Cumhuriyet'i Sabetaycılar mı kurdu?
Abone olProf. Dr. Mete Tunçay, bugün yaşanan Anadolu-Rumelilik kavgasının kökünün yakın geçmişimizde olduğunu söyledi.
İNTERNETHABER
Türkiye'de Sol Akımlar ve geçtiğimiz günlmerde dördüncü baskısı
yapılan Türkiye Cumhuriyeti'nde Tek Parti Yönetiminin Kurulması
isimli kitaplarıyla Türkiye'nin yakın dönem siyasi düşünceler
tarihin araştırılmasına ve erken Cumhuriyet döneminin anlaşılmasına
büyük katkıda bulunan Prof. Dr. Mete Tunçay, Taraf
Gazetesi'nden Neşe Düzel'le yaptığı söyleşinin
ikinci bölümü yayınlandı.
LAİKLİK SABETAYCILIKTA ETKİLİ OLDU
Neşe Düzel'in "Cumhuriyet'i Sabetaycılar mı
kurdu?" sorusuna Prof.
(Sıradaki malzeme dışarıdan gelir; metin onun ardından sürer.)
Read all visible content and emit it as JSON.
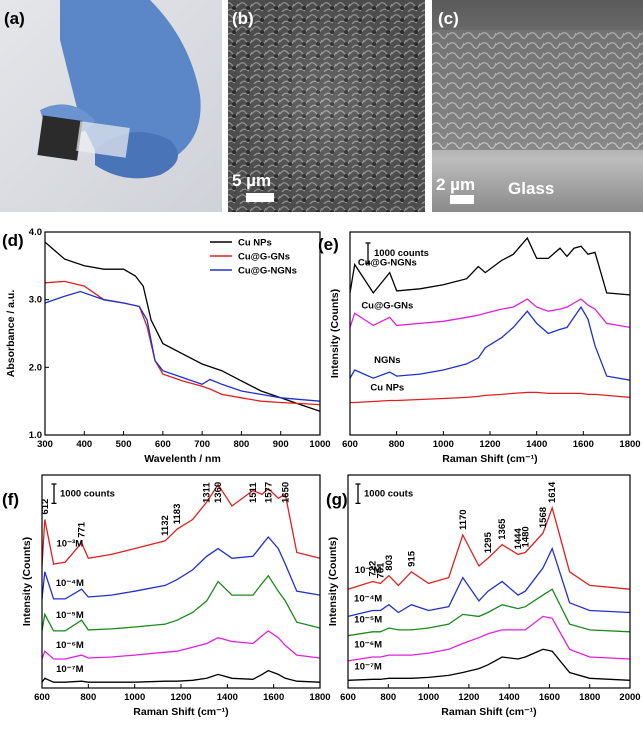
{
  "images": [
    {
      "label": "(a)"
    },
    {
      "label": "(b)",
      "scale": "5 µm"
    },
    {
      "label": "(c)",
      "scale": "2 µm",
      "annotation": "Glass"
    }
  ],
  "chart_data": [
    {
      "type": "line",
      "panel_label": "(d)",
      "x_label": "Wavelenth / nm",
      "y_label": "Absorbance / a.u.",
      "xlim": [
        300,
        1000
      ],
      "xticks": [
        300,
        400,
        500,
        600,
        700,
        800,
        900,
        1000
      ],
      "ylim": [
        1,
        4
      ],
      "yticks": [
        {
          "value": 1,
          "label": "1.0"
        },
        {
          "value": 2,
          "label": "2.0"
        },
        {
          "value": 3,
          "label": "3.0"
        },
        {
          "value": 4,
          "label": "4.0"
        }
      ],
      "legend": "upper right",
      "series": [
        {
          "name": "Cu NPs",
          "color": "#000000",
          "x": [
            300,
            350,
            400,
            450,
            500,
            530,
            550,
            570,
            600,
            650,
            700,
            750,
            800,
            850,
            900,
            950,
            1000
          ],
          "values": [
            3.85,
            3.6,
            3.5,
            3.45,
            3.45,
            3.35,
            3.2,
            2.7,
            2.35,
            2.2,
            2.05,
            1.95,
            1.8,
            1.65,
            1.55,
            1.45,
            1.35
          ]
        },
        {
          "name": "Cu@G-GNs",
          "color": "#e02020",
          "x": [
            300,
            350,
            400,
            450,
            500,
            540,
            560,
            580,
            600,
            650,
            700,
            720,
            750,
            800,
            850,
            900,
            1000
          ],
          "values": [
            3.25,
            3.27,
            3.2,
            3.0,
            2.95,
            2.9,
            2.6,
            2.1,
            1.9,
            1.8,
            1.72,
            1.68,
            1.6,
            1.55,
            1.5,
            1.48,
            1.45
          ]
        },
        {
          "name": "Cu@G-NGNs",
          "color": "#2030d0",
          "x": [
            300,
            350,
            390,
            450,
            500,
            540,
            560,
            580,
            600,
            650,
            700,
            720,
            750,
            800,
            850,
            900,
            1000
          ],
          "values": [
            2.95,
            3.05,
            3.12,
            3.0,
            2.95,
            2.9,
            2.7,
            2.1,
            1.95,
            1.85,
            1.75,
            1.82,
            1.75,
            1.65,
            1.6,
            1.55,
            1.5
          ]
        }
      ]
    },
    {
      "type": "line",
      "panel_label": "(e)",
      "x_label": "Raman Shift (cm⁻¹)",
      "y_label": "Intensity (Counts)",
      "xlim": [
        600,
        1800
      ],
      "xticks": [
        600,
        800,
        1000,
        1200,
        1400,
        1600,
        1800
      ],
      "ylim": [
        0,
        10000
      ],
      "scale_bar": 1000,
      "scale_bar_label": "1000 counts",
      "series": [
        {
          "name": "Cu NPs",
          "color": "#e02020",
          "x": [
            600,
            620,
            700,
            770,
            800,
            900,
            1000,
            1100,
            1150,
            1180,
            1250,
            1300,
            1360,
            1400,
            1450,
            1500,
            1530,
            1560,
            1590,
            1620,
            1650,
            1700,
            1800
          ],
          "values": [
            1600,
            1600,
            1650,
            1700,
            1700,
            1750,
            1800,
            1850,
            1900,
            1950,
            2000,
            2050,
            2100,
            2100,
            2050,
            2050,
            2050,
            2050,
            2050,
            2000,
            2000,
            1950,
            1850
          ]
        },
        {
          "name": "NGNs",
          "color": "#2030d0",
          "x": [
            600,
            620,
            700,
            770,
            800,
            900,
            1000,
            1100,
            1150,
            1180,
            1250,
            1300,
            1360,
            1400,
            1450,
            1500,
            1530,
            1560,
            1590,
            1620,
            1650,
            1700,
            1800
          ],
          "values": [
            2800,
            3200,
            2800,
            3100,
            2900,
            3000,
            3200,
            3500,
            3800,
            4300,
            4800,
            5300,
            6100,
            5500,
            5000,
            5200,
            5300,
            5800,
            6300,
            5700,
            4400,
            2900,
            2700
          ]
        },
        {
          "name": "Cu@G-GNs",
          "color": "#e020e0",
          "x": [
            600,
            620,
            700,
            770,
            800,
            900,
            1000,
            1100,
            1150,
            1180,
            1250,
            1300,
            1360,
            1400,
            1450,
            1500,
            1530,
            1560,
            1590,
            1620,
            1650,
            1700,
            1800
          ],
          "values": [
            5300,
            6000,
            5400,
            5800,
            5400,
            5500,
            5600,
            5800,
            5900,
            6000,
            6200,
            6300,
            6700,
            6300,
            6100,
            6200,
            6300,
            6500,
            6700,
            6400,
            6200,
            5500,
            5300
          ]
        },
        {
          "name": "Cu@G-NGNs",
          "color": "#000000",
          "x": [
            600,
            620,
            700,
            770,
            800,
            900,
            1000,
            1100,
            1150,
            1180,
            1250,
            1300,
            1360,
            1400,
            1450,
            1500,
            1530,
            1560,
            1590,
            1620,
            1650,
            1700,
            1800
          ],
          "values": [
            7000,
            8400,
            7000,
            8000,
            7100,
            7200,
            7400,
            7700,
            8300,
            8000,
            8600,
            8900,
            9700,
            8700,
            8700,
            9200,
            8800,
            9200,
            9300,
            8900,
            9000,
            7000,
            6900
          ]
        }
      ]
    },
    {
      "type": "line",
      "panel_label": "(f)",
      "x_label": "Raman Shift (cm⁻¹)",
      "y_label": "Intensity (Counts)",
      "xlim": [
        600,
        1800
      ],
      "xticks": [
        600,
        800,
        1000,
        1200,
        1400,
        1600,
        1800
      ],
      "ylim": [
        0,
        11000
      ],
      "scale_bar": 1000,
      "scale_bar_label": "1000 counts",
      "peak_labels": [
        612,
        771,
        1132,
        1183,
        1311,
        1360,
        1511,
        1577,
        1650
      ],
      "series": [
        {
          "name": "10⁻⁷M",
          "color": "#000000",
          "x": [
            600,
            612,
            650,
            700,
            771,
            800,
            900,
            1000,
            1132,
            1183,
            1250,
            1311,
            1360,
            1420,
            1511,
            1550,
            1577,
            1620,
            1650,
            1700,
            1800
          ],
          "values": [
            300,
            500,
            300,
            300,
            350,
            300,
            300,
            300,
            350,
            350,
            400,
            500,
            700,
            500,
            450,
            700,
            900,
            700,
            500,
            350,
            300
          ]
        },
        {
          "name": "10⁻⁶M",
          "color": "#e020e0",
          "x": [
            600,
            612,
            650,
            700,
            771,
            800,
            900,
            1000,
            1132,
            1183,
            1250,
            1311,
            1360,
            1420,
            1511,
            1550,
            1577,
            1620,
            1650,
            1700,
            1800
          ],
          "values": [
            1500,
            1900,
            1500,
            1500,
            1700,
            1550,
            1600,
            1700,
            1850,
            1900,
            2100,
            2300,
            2600,
            2400,
            2300,
            2700,
            2950,
            2600,
            2200,
            1700,
            1550
          ]
        },
        {
          "name": "10⁻⁵M",
          "color": "#1a8a1a",
          "x": [
            600,
            612,
            650,
            700,
            771,
            800,
            900,
            1000,
            1132,
            1183,
            1250,
            1311,
            1360,
            1420,
            1511,
            1550,
            1577,
            1620,
            1650,
            1700,
            1800
          ],
          "values": [
            2950,
            3800,
            2950,
            2950,
            3500,
            3000,
            3050,
            3150,
            3300,
            3500,
            3900,
            4500,
            5500,
            4800,
            4800,
            5400,
            5800,
            5000,
            4500,
            3400,
            3100
          ]
        },
        {
          "name": "10⁻⁴M",
          "color": "#2030d0",
          "x": [
            600,
            612,
            650,
            700,
            771,
            800,
            900,
            1000,
            1132,
            1183,
            1250,
            1311,
            1360,
            1420,
            1511,
            1550,
            1577,
            1620,
            1650,
            1700,
            1800
          ],
          "values": [
            4600,
            6000,
            4600,
            4600,
            5100,
            4700,
            4800,
            5000,
            5300,
            5600,
            6100,
            6800,
            7200,
            6700,
            6800,
            7400,
            7800,
            7200,
            6400,
            5000,
            4800
          ]
        },
        {
          "name": "10⁻³M",
          "color": "#e02020",
          "x": [
            600,
            612,
            650,
            700,
            771,
            800,
            900,
            1000,
            1132,
            1183,
            1250,
            1311,
            1360,
            1420,
            1511,
            1550,
            1577,
            1620,
            1650,
            1700,
            1800
          ],
          "values": [
            6300,
            8700,
            6400,
            6500,
            7500,
            6700,
            6900,
            7200,
            7600,
            8200,
            8700,
            9600,
            10500,
            9400,
            10200,
            10000,
            10300,
            9800,
            10000,
            7000,
            6700
          ]
        }
      ]
    },
    {
      "type": "line",
      "panel_label": "(g)",
      "x_label": "Raman Shift (cm⁻¹)",
      "y_label": "Intensity (Counts)",
      "xlim": [
        600,
        2000
      ],
      "xticks": [
        600,
        800,
        1000,
        1200,
        1400,
        1600,
        1800,
        2000
      ],
      "ylim": [
        0,
        11000
      ],
      "scale_bar": 1000,
      "scale_bar_label": "1000 couts",
      "peak_labels": [
        722,
        761,
        803,
        915,
        1170,
        1295,
        1365,
        1444,
        1480,
        1568,
        1614
      ],
      "series": [
        {
          "name": "10⁻⁷M",
          "color": "#000000",
          "x": [
            600,
            722,
            761,
            803,
            850,
            915,
            1000,
            1100,
            1170,
            1250,
            1295,
            1365,
            1444,
            1480,
            1568,
            1614,
            1700,
            1800,
            2000
          ],
          "values": [
            400,
            450,
            450,
            500,
            500,
            500,
            550,
            650,
            800,
            1000,
            1200,
            1600,
            1500,
            1600,
            2000,
            1900,
            800,
            500,
            400
          ]
        },
        {
          "name": "10⁻⁶M",
          "color": "#e020e0",
          "x": [
            600,
            722,
            761,
            803,
            850,
            915,
            1000,
            1100,
            1170,
            1250,
            1295,
            1365,
            1444,
            1480,
            1568,
            1614,
            1700,
            1800,
            2000
          ],
          "values": [
            1400,
            1600,
            1600,
            1700,
            1700,
            1700,
            1800,
            2000,
            2300,
            2600,
            2800,
            3000,
            3000,
            3000,
            3700,
            3600,
            2000,
            1600,
            1500
          ]
        },
        {
          "name": "10⁻⁵M",
          "color": "#1a8a1a",
          "x": [
            600,
            722,
            761,
            803,
            850,
            915,
            1000,
            1100,
            1170,
            1250,
            1295,
            1365,
            1444,
            1480,
            1568,
            1614,
            1700,
            1800,
            2000
          ],
          "values": [
            2700,
            2900,
            2900,
            3100,
            3000,
            3000,
            3100,
            3300,
            3800,
            3700,
            3900,
            4300,
            4100,
            4200,
            4800,
            5100,
            3300,
            3000,
            2900
          ]
        },
        {
          "name": "10⁻⁴M",
          "color": "#2030d0",
          "x": [
            600,
            722,
            761,
            803,
            850,
            915,
            1000,
            1100,
            1170,
            1250,
            1295,
            1365,
            1444,
            1480,
            1568,
            1614,
            1700,
            1800,
            2000
          ],
          "values": [
            3700,
            4000,
            4000,
            4300,
            3900,
            4300,
            4000,
            4200,
            5700,
            4500,
            5000,
            5500,
            4800,
            5000,
            6200,
            7200,
            4400,
            4000,
            3900
          ]
        },
        {
          "name": "10⁻³M",
          "color": "#e02020",
          "x": [
            600,
            722,
            761,
            803,
            850,
            915,
            1000,
            1100,
            1170,
            1250,
            1295,
            1365,
            1444,
            1480,
            1568,
            1614,
            1700,
            1800,
            2000
          ],
          "values": [
            5100,
            5500,
            5400,
            5800,
            5300,
            6000,
            5400,
            5700,
            7900,
            6300,
            6700,
            7400,
            6900,
            7000,
            8000,
            9300,
            6000,
            5300,
            5100
          ]
        }
      ]
    }
  ]
}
Dr. Mete Tunçay'ın verdiği yanıt
ilginç: "Yok canım. Böyle bir şey söylemenin manası yok.
Sabetay kökenli insanların laiklik anlayışımızın gelişmesinde
etkisi oldu. Ki, bunlar Cumhuriyet'te sorumlu makamlara
getirildiler.
İşte röportajın tam metni:
NEŞE DÜZEL: ‘Milli Mücadele’de, insanları Türk milliyetçiliği adına
harekete geçirmek mümkün değildi... Milli Mücadele tamamen İslam
dininin istismarına dayanan bir şekilde kuruldu...’ dediniz. Milli
Mücadele dini nasıl istismar etti?
METE TUNÇAY: Mesela... Anadolu ve Rumeli Müdafaa-i
Hukuk Cemiyeti, memleketteki bütün İslam yurttaşları ‘tabii aza’
sayıyordu. Gayrımüslimler ise Cemiyet’e üye olamıyorlardı.
Mesela... Hiçbir Osmanlı Mebusanı’nda kürsüden Kur’an okunmamıştı.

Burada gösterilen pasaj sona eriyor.